Then on Monday, Random House made an announcement that dumped gasoline on the flames: Ms. Weiss had scored a book contract.


“Fat-Shaming a Child Into a Book Deal,” a headline on Salon huffed in protest.


“So that’s how you get a book published, ladies,” Mary Elizabeth Williams wrote on Salon. “Just write an article about what a mean mommy you are, get a lot of sexy media attention and hate mail for it, and watch the bidding war commence!”


It was bad enough, the thinking went, to write about your daughter and her weight problems in Vogue, possibly the spiritual home of the eating disorder. But to get a book deal out of it?
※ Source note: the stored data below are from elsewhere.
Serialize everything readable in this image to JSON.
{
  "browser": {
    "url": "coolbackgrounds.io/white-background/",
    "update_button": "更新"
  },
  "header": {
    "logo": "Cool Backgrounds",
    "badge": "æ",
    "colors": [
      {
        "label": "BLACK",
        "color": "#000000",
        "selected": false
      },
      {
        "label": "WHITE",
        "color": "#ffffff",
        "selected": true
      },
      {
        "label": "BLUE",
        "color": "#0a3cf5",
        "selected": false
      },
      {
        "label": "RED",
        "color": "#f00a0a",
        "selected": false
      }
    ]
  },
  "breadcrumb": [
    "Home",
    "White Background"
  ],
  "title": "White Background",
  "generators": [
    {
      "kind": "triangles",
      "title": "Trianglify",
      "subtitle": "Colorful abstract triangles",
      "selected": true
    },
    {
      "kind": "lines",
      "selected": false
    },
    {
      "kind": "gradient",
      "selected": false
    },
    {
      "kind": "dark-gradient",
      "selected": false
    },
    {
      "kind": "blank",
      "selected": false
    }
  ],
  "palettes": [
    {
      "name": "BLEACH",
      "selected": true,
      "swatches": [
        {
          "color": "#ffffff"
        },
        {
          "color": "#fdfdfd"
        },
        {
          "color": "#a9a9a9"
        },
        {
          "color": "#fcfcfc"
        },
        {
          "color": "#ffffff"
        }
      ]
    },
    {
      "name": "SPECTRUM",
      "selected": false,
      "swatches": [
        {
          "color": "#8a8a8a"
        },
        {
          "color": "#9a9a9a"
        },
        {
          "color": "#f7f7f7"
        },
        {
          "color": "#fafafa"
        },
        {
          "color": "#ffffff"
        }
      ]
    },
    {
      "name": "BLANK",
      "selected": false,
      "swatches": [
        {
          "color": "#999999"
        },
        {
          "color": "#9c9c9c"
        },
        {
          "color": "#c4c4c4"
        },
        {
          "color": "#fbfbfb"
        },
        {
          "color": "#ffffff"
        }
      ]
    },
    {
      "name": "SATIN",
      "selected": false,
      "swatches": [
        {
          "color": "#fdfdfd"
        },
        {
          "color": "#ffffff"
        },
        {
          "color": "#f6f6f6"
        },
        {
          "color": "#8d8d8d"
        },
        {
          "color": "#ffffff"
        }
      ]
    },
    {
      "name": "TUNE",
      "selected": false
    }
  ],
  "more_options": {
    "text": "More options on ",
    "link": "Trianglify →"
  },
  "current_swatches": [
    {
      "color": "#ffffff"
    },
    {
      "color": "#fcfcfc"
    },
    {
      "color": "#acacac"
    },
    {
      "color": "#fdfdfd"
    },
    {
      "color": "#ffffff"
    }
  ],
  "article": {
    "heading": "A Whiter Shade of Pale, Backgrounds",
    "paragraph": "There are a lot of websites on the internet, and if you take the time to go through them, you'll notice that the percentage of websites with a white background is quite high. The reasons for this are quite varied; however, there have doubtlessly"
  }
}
Yet anyone who observed the literary phenomenon that was “Battle Hymn of the Tiger Mother” by Ms. Chua, published last year by the Penguin Press, knows that if there was ever a time when parenting books had to be calm and gentle, with soothing advice for sorting out the mysteries of rearing children, this is not it.


Ms. Chua’s book, which sold more than 150,000 print copies, signaled a modern approach to the genre: outing yourself as a more unyielding kind of parent, the type who makes her daughter practice piano for hours every day or dresses her down in front of her friends for coveting that second cupcake at a birthday party.


When Ann Godoff, the president and editor in chief of the Penguin Press, first read the manuscript of “Tiger Mother,” she knew it wasn’t a typical guide to parenting.


“At the very start, I just thought it was a hell of a good book,” Ms. Godoff said in an interview. “What it became was a new kind of parenting memoir.”


Alisa Schnaars, a buyer at Barnes & Noble who orders titles on parenting, said that before Ms. Chua’s book, she couldn’t remember a book in the genre that had so inflamed the public.


Before “Tiger Mother,” the category was dominated by “more of a Hallmark vision of parenting,” Ms. Schnaars said. “It was very ‘Here are the challenges and here’s how we overcame them, and everybody lived happily ever after.’ ”


After “Tiger Mother,” she said, the doors opened to books like Ms. Weiss’s, the ones that don’t try to be soft.


These days, the parenting books crowding the front tables at Barnes & Noble tend to have an element of tough love, the accounts of parents who — even if they don’t qualify as Tiger Mothers — learn to impose suddenly harsh restrictions on food when the family moved to France, for example, as in “French Kids Eat Everything,” by Karen Le Billon, which will be published on Tuesday by William Morrow, an imprint of HarperCollins.